Thursday, April 16, 2015

Design Patterns

Design patterns are useful because they provide a pre-formulated solution to problems based on the experience of other programmers. This can save you a lot of time.
Design patterns also help in communication of a programming solution, and provide a common technical vocabulary between programmers.
Design pattern and Framework are not same thing. Design patterns are more like general guidelines on how to solve specific programming problems, but they do not specify the detailed code that’s necessary to solve those problems.
 Of course, using the wrong design pattern can have a very negative effect on your code. So, it takes good judgement to use the correct design pattern. The term “anti-pattern” is used to describe a poor programming practice that leads to ineffective code.

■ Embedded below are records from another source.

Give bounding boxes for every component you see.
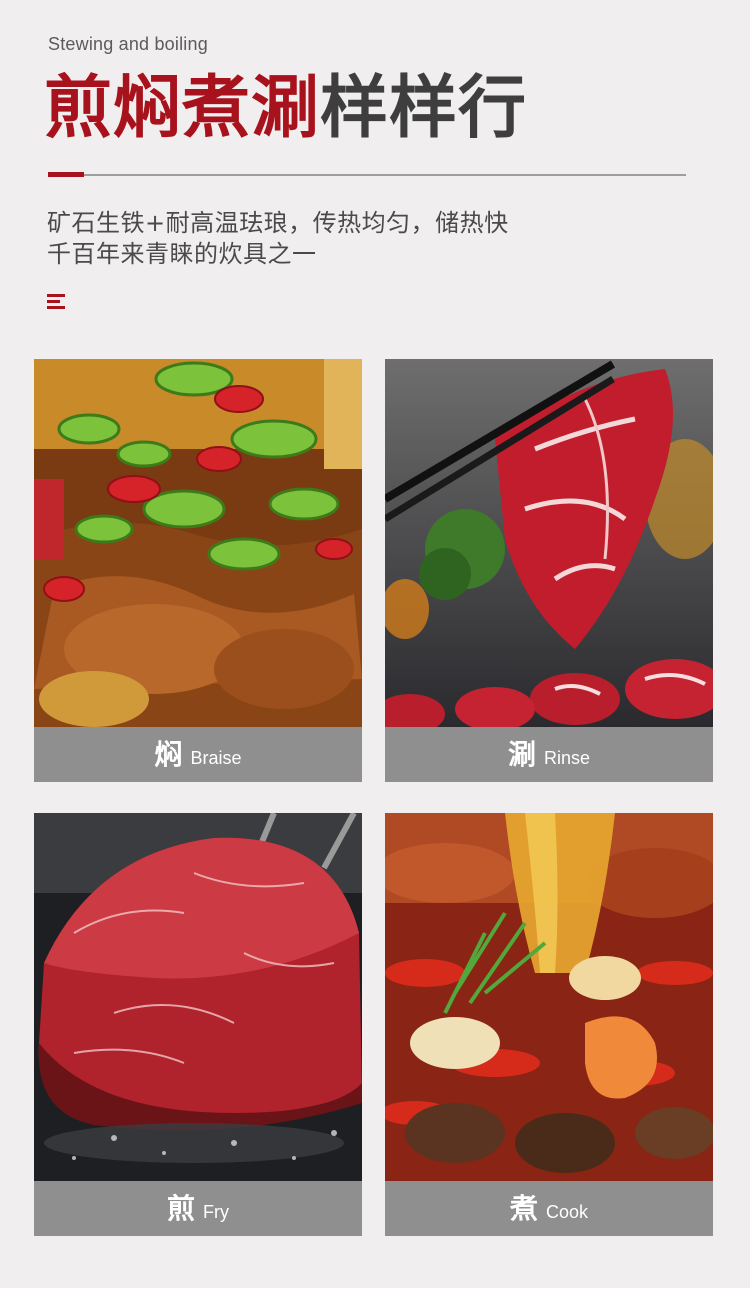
description-line-2: 千百年来青睐的炊具之一 <box>47 240 317 268</box>
cooking-method-card-fry: 煎 Fry <box>34 813 362 1236</box>
description-line-1: 矿石生铁+耐高温珐琅，传热均匀，储热快 <box>47 209 509 237</box>
section-title: 煎焖煮涮样样行 <box>44 70 527 148</box>
caption-english: Fry <box>203 1202 229 1222</box>
cooking-method-card-braise: 焖 Braise <box>34 359 362 782</box>
seared-steak-photo <box>34 813 362 1181</box>
title-accent: 煎焖煮涮 <box>44 69 321 148</box>
caption-english: Cook <box>545 1202 589 1222</box>
title-plain: 样样行 <box>320 69 528 148</box>
caption-chinese: 焖 <box>154 737 183 771</box>
caption-english: Braise <box>190 748 242 768</box>
card-caption: 煎 Fry <box>34 1181 362 1236</box>
divider-line <box>48 174 686 176</box>
list-lines-icon <box>47 294 65 310</box>
hotpot-photo <box>385 813 713 1181</box>
caption-chinese: 煮 <box>509 1191 538 1225</box>
product-detail-page: Stewing and boiling 煎焖煮涮样样行 矿石生铁+耐高温珐琅，传… <box>0 0 750 1288</box>
caption-chinese: 煎 <box>166 1191 195 1225</box>
cooking-method-card-cook: 煮 Cook <box>385 813 713 1236</box>
card-caption: 焖 Braise <box>34 727 362 782</box>
card-caption: 煮 Cook <box>385 1181 713 1236</box>
caption-english: Rinse <box>543 748 591 768</box>
section-subtitle: Stewing and boiling <box>48 34 208 54</box>
braised-dish-photo <box>34 359 362 727</box>
sliced-beef-photo <box>385 359 713 727</box>
divider-accent <box>48 172 84 177</box>
cooking-method-card-rinse: 涮 Rinse <box>385 359 713 782</box>
card-caption: 涮 Rinse <box>385 727 713 782</box>
caption-chinese: 涮 <box>507 737 536 771</box>
feature-description: 矿石生铁+耐高温珐琅，传热均匀，储热快 千百年来青睐的炊具之一 <box>47 208 509 270</box>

In general, a pattern has four essential elements:
1.The pattern name is a handle we can use to describe a design problem
2.The problem describes when to apply the pattern. It explains the problem and its context.
3.The solution describes the elements that make up the design, their relationships, responsibilities, and collaborations.
4.The consequences are the results and trade-offs of applying the pattern.


We classify design patterns by two criteria (Table 1.1). The first criterion,  called purpose, reflects what a pattern does. Patterns can have either creational,  structural, or behavioral purpose. Creational patterns concern the process of  object creation. Structural patterns deal with the composition of classes or  objects. Behavioral patterns characterize the ways in which classes or objects interact and distribute responsibility.

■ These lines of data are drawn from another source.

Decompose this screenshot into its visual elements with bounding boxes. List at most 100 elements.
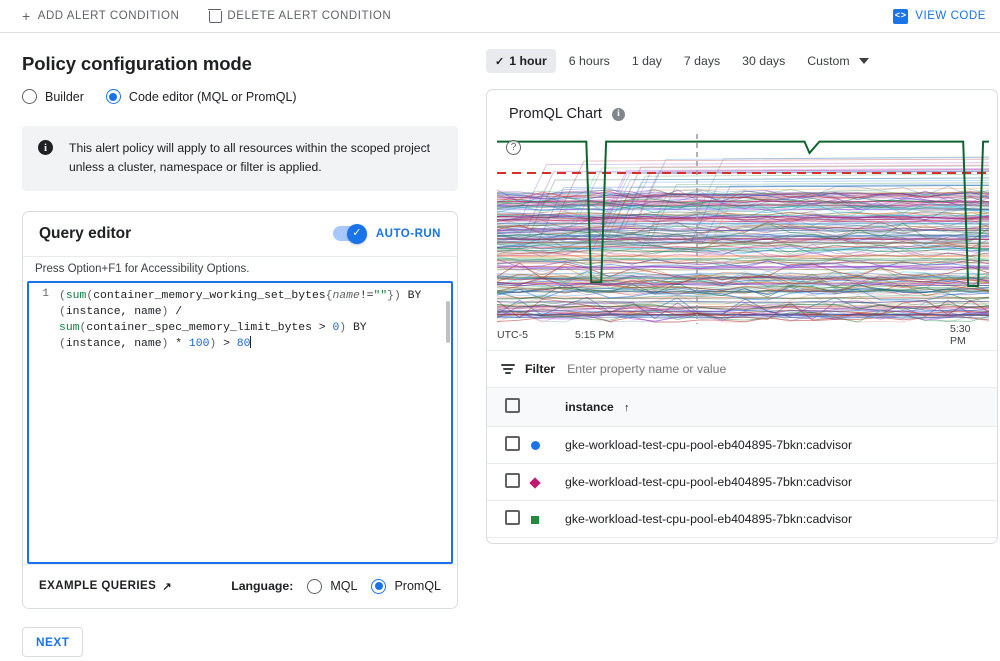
filter-label: Filter <box>525 362 556 376</box>
row-select-cell[interactable] <box>487 426 531 464</box>
top-toolbar: + ADD ALERT CONDITION DELETE ALERT CONDI… <box>0 0 1000 33</box>
time-range-selector: ✓ 1 hour 6 hours 1 day 7 days 30 days Custom <box>478 49 1000 73</box>
code-token-12: instance, name <box>65 305 162 318</box>
policy-mode-builder[interactable]: Builder <box>22 89 84 104</box>
example-queries-link[interactable]: EXAMPLE QUERIES ↗​ <box>39 580 172 593</box>
add-alert-condition-label: ADD ALERT CONDITION <box>37 10 180 22</box>
chart-plot-area[interactable]: ? <box>497 134 989 324</box>
code-token-26: 100 <box>188 337 210 350</box>
view-code-label: VIEW CODE <box>915 10 986 22</box>
chart-header: PromQL Chart i <box>487 90 997 134</box>
chart-series-line <box>497 291 989 293</box>
code-token-9: ) <box>394 289 401 302</box>
language-selector: Language: MQL PromQL <box>231 578 441 594</box>
time-range-custom[interactable]: Custom <box>798 49 877 73</box>
code-token-10: BY <box>400 289 429 302</box>
series-table: instance ↑ gke-workload-test-cpu-pool-eb… <box>487 387 997 538</box>
time-range-7-days[interactable]: 7 days <box>675 49 729 73</box>
query-code-text[interactable]: (sum(container_memory_working_set_bytes{… <box>55 283 451 562</box>
table-row[interactable]: gke-workload-test-cpu-pool-eb404895-7bkn… <box>487 426 997 464</box>
x-axis-tick-0: 5:15 PM <box>575 329 615 341</box>
check-icon: ✓ <box>495 55 505 68</box>
query-editor-header: Query editor ✓ AUTO-RUN <box>23 212 457 257</box>
code-token-3: container_memory_working_set_bytes <box>93 289 326 302</box>
code-token-0: ( <box>59 289 66 302</box>
plus-icon: + <box>22 8 31 24</box>
row-checkbox[interactable] <box>505 510 520 525</box>
delete-alert-condition-label: DELETE ALERT CONDITION <box>227 10 392 22</box>
code-token-7: "" <box>373 289 388 302</box>
scoped-project-info-banner: i This alert policy will apply to all re… <box>22 126 458 191</box>
select-all-checkbox[interactable] <box>505 398 520 413</box>
add-alert-condition-button[interactable]: + ADD ALERT CONDITION <box>14 5 187 27</box>
radio-code-editor-icon[interactable] <box>105 89 121 104</box>
radio-mql-icon[interactable] <box>307 578 323 594</box>
row-instance-name: gke-workload-test-cpu-pool-eb404895-7bkn… <box>565 463 997 501</box>
code-token-25: * <box>168 337 189 350</box>
external-link-icon: ↗​ <box>162 580 172 593</box>
filter-input[interactable] <box>565 361 997 377</box>
x-axis-timezone: UTC-5 <box>497 329 528 341</box>
question-mark-icon[interactable]: ? <box>506 140 521 155</box>
code-token-23: instance, name <box>65 337 162 350</box>
chart-svg <box>497 134 989 324</box>
table-row[interactable]: gke-workload-test-cpu-pool-eb404895-7bkn… <box>487 463 997 501</box>
info-icon[interactable]: i <box>611 107 625 121</box>
info-icon: i <box>38 140 53 155</box>
page-title: Policy configuration mode <box>22 53 252 74</box>
row-checkbox[interactable] <box>505 436 520 451</box>
next-button[interactable]: NEXT <box>22 626 84 657</box>
trash-icon <box>208 8 223 24</box>
language-option-mql[interactable]: MQL <box>307 578 358 594</box>
language-mql-label: MQL <box>330 579 358 594</box>
select-all-header[interactable] <box>487 387 531 427</box>
time-range-label: 1 hour <box>509 54 547 68</box>
delete-alert-condition-button[interactable]: DELETE ALERT CONDITION <box>201 5 399 28</box>
row-instance-name: gke-workload-test-cpu-pool-eb404895-7bkn… <box>565 426 997 464</box>
editor-scrollbar[interactable] <box>446 300 450 343</box>
example-queries-label: EXAMPLE QUERIES <box>39 580 157 593</box>
instance-column-header[interactable]: instance ↑ <box>565 387 997 427</box>
code-token-1: sum <box>65 289 87 302</box>
time-range-1-hour[interactable]: ✓ 1 hour <box>486 49 556 73</box>
row-marker-cell <box>531 500 565 538</box>
auto-run-switch-icon[interactable]: ✓ <box>332 223 367 244</box>
view-code-button[interactable]: <> VIEW CODE <box>893 8 986 24</box>
row-checkbox[interactable] <box>505 473 520 488</box>
chart-x-axis: UTC-5 5:15 PM 5:30 PM <box>497 323 989 347</box>
policy-config-pane: Policy configuration mode Builder Code e… <box>0 33 472 661</box>
time-range-1-day[interactable]: 1 day <box>623 49 671 73</box>
language-option-promql[interactable]: PromQL <box>371 578 441 594</box>
check-icon: ✓ <box>346 223 367 244</box>
filter-bar[interactable]: Filter <box>487 350 997 387</box>
auto-run-label: AUTO-RUN <box>375 227 441 240</box>
row-instance-name: gke-workload-test-cpu-pool-eb404895-7bkn… <box>565 500 997 538</box>
code-token-14: / <box>168 305 189 318</box>
time-range-6-hours[interactable]: 6 hours <box>560 49 619 73</box>
chart-pane: ✓ 1 hour 6 hours 1 day 7 days 30 days Custom P… <box>472 33 1000 661</box>
radio-promql-icon[interactable] <box>371 578 387 594</box>
time-range-label: 30 days <box>742 54 786 68</box>
series-diamond-marker-icon <box>529 477 541 489</box>
time-range-label: Custom <box>807 54 850 68</box>
policy-mode-code-editor-label: Code editor (MQL or PromQL) <box>128 89 297 104</box>
code-token-22: ( <box>59 337 66 350</box>
table-row[interactable]: gke-workload-test-cpu-pool-eb404895-7bkn… <box>487 500 997 538</box>
time-range-30-days[interactable]: 30 days <box>733 49 794 73</box>
policy-mode-builder-label: Builder <box>45 89 84 104</box>
time-range-label: 7 days <box>683 54 721 68</box>
row-select-cell[interactable] <box>487 500 531 538</box>
auto-run-toggle[interactable]: ✓ AUTO-RUN <box>332 223 441 244</box>
code-token-17: container_spec_memory_limit_bytes <box>86 321 312 334</box>
row-marker-cell <box>531 426 565 464</box>
language-promql-label: PromQL <box>394 579 441 594</box>
text-caret <box>250 335 252 348</box>
code-token-29: 80 <box>236 337 251 350</box>
row-select-cell[interactable] <box>487 463 531 501</box>
language-label: Language: <box>231 579 294 594</box>
page-body: Policy configuration mode Builder Code e… <box>0 33 1000 661</box>
policy-mode-code-editor[interactable]: Code editor (MQL or PromQL) <box>105 89 297 104</box>
code-token-8: } <box>387 289 394 302</box>
radio-builder-icon[interactable] <box>22 89 37 104</box>
query-code-editor[interactable]: 1 (sum(container_memory_working_set_byte… <box>27 280 453 564</box>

The second criterion, called scope, specifies whether the pattern applies primarily to classes or to objects. Class patterns deal with relationships between classes and their subclasses. These relationships are established through inheritance, so they are static—fixed at compile-time. Object patterns deal with object relationships, which can be changed at run-time and are more dynamic. Almost all patterns use inheritance to some extent. So the only patterns labeled "class patterns" are those that focus on class relationships. Note that most patterns are in the Object scope.

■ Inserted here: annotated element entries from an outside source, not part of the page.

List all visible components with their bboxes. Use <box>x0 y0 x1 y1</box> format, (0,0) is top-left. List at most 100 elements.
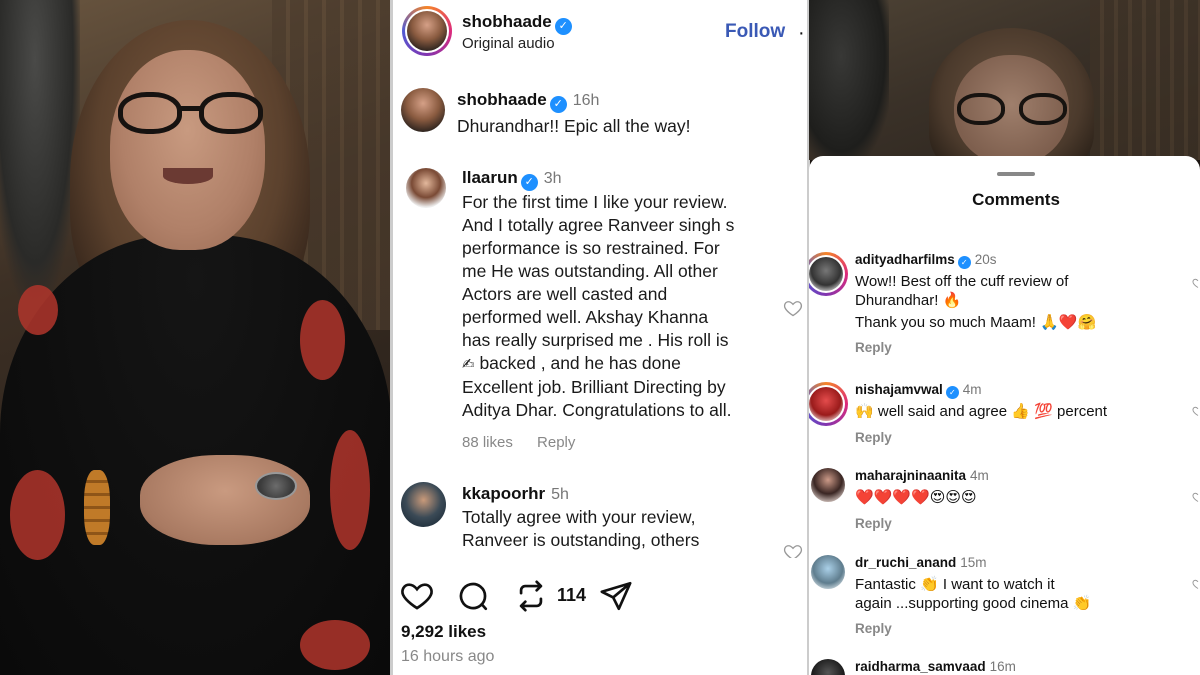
comment-username[interactable]: llaarun <box>462 168 518 187</box>
embroidery-pattern <box>18 285 58 335</box>
drag-handle[interactable] <box>997 172 1035 176</box>
embroidery-pattern <box>300 620 370 670</box>
comment-header: maharajninaanita 4m <box>855 468 989 483</box>
comment-username[interactable]: maharajninaanita <box>855 468 966 483</box>
person-hands <box>140 455 310 545</box>
background-video-frame <box>809 0 1200 178</box>
verified-badge-icon: ✓ <box>520 174 538 191</box>
repost-icon[interactable] <box>514 579 548 613</box>
comment-header: kkapoorhr 5h <box>462 484 569 504</box>
author-avatar[interactable] <box>402 6 452 56</box>
comment-line: Wow!! Best off the cuff review of <box>855 273 1069 290</box>
comment-header: llaarun ✓ 3h <box>462 168 562 191</box>
clapping-hands-icon: 👏 <box>920 575 939 593</box>
comment-text: 🙌 well said and agree 👍 💯 percent <box>855 402 1185 421</box>
comment-line: performance is so restrained. For <box>462 238 720 258</box>
comment-item: adityadharfilms ✓ 20s Wow!! Best off the c… <box>809 252 1200 362</box>
comment-bubble-icon[interactable] <box>456 579 490 613</box>
reply-button[interactable]: Reply <box>855 516 892 531</box>
author-username[interactable]: shobhaade <box>462 12 552 31</box>
comment-line-text: I want to watch it <box>942 576 1055 593</box>
verified-badge-icon: ✓ <box>549 96 567 113</box>
comment-avatar[interactable] <box>811 468 845 502</box>
comment-line-text: Thank you so much Maam! <box>855 314 1036 331</box>
person-mouth <box>163 168 213 184</box>
comment-like-heart-icon[interactable] <box>1192 577 1200 591</box>
comment-like-heart-icon[interactable] <box>1192 490 1200 504</box>
comment-username[interactable]: shobhaade <box>457 90 547 109</box>
comment-username[interactable]: raidharma_samvaad <box>855 659 986 674</box>
comments-panel: Comments adityadharfilms ✓ 20s Wow!! Best … <box>809 0 1200 675</box>
comment-text: Wow!! Best off the cuff review of Dhuran… <box>855 272 1185 332</box>
background-frames <box>1090 0 1200 160</box>
comment-time: 20s <box>974 252 997 267</box>
comment-avatar[interactable] <box>406 168 446 208</box>
comment-line: Aditya Dhar. Congratulations to all. <box>462 400 732 420</box>
comment-likes-count[interactable]: 88 likes <box>462 434 513 451</box>
author-name-row: shobhaade ✓ <box>462 12 572 35</box>
emoji-group-icon: 🙏❤️🤗 <box>1040 313 1097 331</box>
comment-item: nishajamvwal ✓ 4m 🙌 well said and agree 👍 … <box>809 382 1200 452</box>
comment-line: has really surprised me . His roll is <box>462 330 729 350</box>
bracelet <box>84 470 110 545</box>
glasses <box>957 93 1067 127</box>
reply-button[interactable]: Reply <box>855 340 892 355</box>
comment-line: performed well. Akshay Khanna <box>462 307 709 327</box>
post-timestamp: 16 hours ago <box>401 648 495 665</box>
comment-header: adityadharfilms ✓ 20s <box>855 252 997 269</box>
comment-avatar[interactable] <box>811 659 845 675</box>
comment-like-heart-icon[interactable] <box>1192 404 1200 418</box>
thumbs-up-icon: 👍 <box>1011 402 1030 420</box>
reply-button[interactable]: Reply <box>855 621 892 636</box>
comment-like-heart-icon[interactable] <box>783 542 803 558</box>
comment-text: ❤️❤️❤️❤️😍😍😍 <box>855 488 1185 507</box>
comment-text: Fantastic 👏 I want to watch it again ...… <box>855 575 1185 613</box>
comment-username[interactable]: adityadharfilms <box>855 252 955 267</box>
comment-username[interactable]: dr_ruchi_anand <box>855 555 956 570</box>
comment-avatar[interactable] <box>811 555 845 589</box>
comment-header: shobhaade ✓ 16h <box>457 90 599 113</box>
comments-title: Comments <box>972 190 1060 209</box>
clapping-hands-icon: 👏 <box>1072 594 1092 612</box>
reply-button[interactable]: Reply <box>855 430 892 445</box>
comment-line: Actors are well casted and <box>462 284 668 304</box>
comment-time: 5h <box>551 486 569 503</box>
comment-body: Totally agree with your review, Ranveer … <box>462 506 699 552</box>
comment-text: Dhurandhar!! Epic all the way! <box>457 116 691 136</box>
more-options-icon[interactable]: · <box>798 22 805 45</box>
reply-button[interactable]: Reply <box>537 434 575 451</box>
repost-count: 114 <box>557 585 587 605</box>
comment-time: 16m <box>989 659 1016 674</box>
comment-time: 3h <box>543 170 562 187</box>
fire-icon: 🔥 <box>942 291 962 309</box>
comment-username[interactable]: kkapoorhr <box>462 484 545 503</box>
comment-line-text: backed , and he has done <box>479 353 681 373</box>
post-likes-count[interactable]: 9,292 likes <box>401 622 486 642</box>
comment-avatar[interactable] <box>809 252 848 296</box>
comment-line: Fantastic 👏 I want to watch it <box>855 575 1185 594</box>
comment-avatar[interactable] <box>401 482 446 527</box>
share-send-icon[interactable] <box>599 579 633 613</box>
comment-line-text: percent <box>1057 403 1108 420</box>
embroidery-pattern <box>330 430 370 550</box>
comment-username[interactable]: nishajamvwal <box>855 382 943 397</box>
comment-avatar[interactable] <box>809 382 848 426</box>
verified-badge-icon: ✓ <box>554 18 572 35</box>
comment-avatar[interactable] <box>401 88 445 132</box>
like-heart-icon[interactable] <box>400 579 434 613</box>
hundred-points-icon: 💯 <box>1034 402 1053 420</box>
follow-button[interactable]: Follow <box>725 21 785 43</box>
comment-line: again ...supporting good cinema 👏 <box>855 594 1185 613</box>
audio-label[interactable]: Original audio <box>462 35 555 52</box>
post-header: shobhaade ✓ Original audio Follow · <box>392 0 809 68</box>
comment-like-heart-icon[interactable] <box>1192 276 1200 290</box>
comment-line-text: Dhurandhar! <box>855 292 939 309</box>
comment-line: me He was outstanding. All other <box>462 261 718 281</box>
raised-hands-icon: 🙌 <box>855 402 874 420</box>
comment-time: 15m <box>960 555 987 570</box>
comment-meta: 88 likes Reply <box>462 434 595 451</box>
background-statue <box>809 0 889 160</box>
comment-header: dr_ruchi_anand 15m <box>855 555 987 570</box>
comment-time: 4m <box>962 382 982 397</box>
comment-like-heart-icon[interactable] <box>783 298 803 318</box>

Creational class patterns defer some part of object creation to subclasses, while Creational object patterns defer it to another object. The Structural class patterns use inheritance to compose classes, while the Structural object patterns describe ways to assemble objects. The Behavioral class patterns use inheritance to describe algorithms and flow of control, whereas the Behavioral object patterns describe how a group of objects cooperate to perform a task that no single object can carry out alone.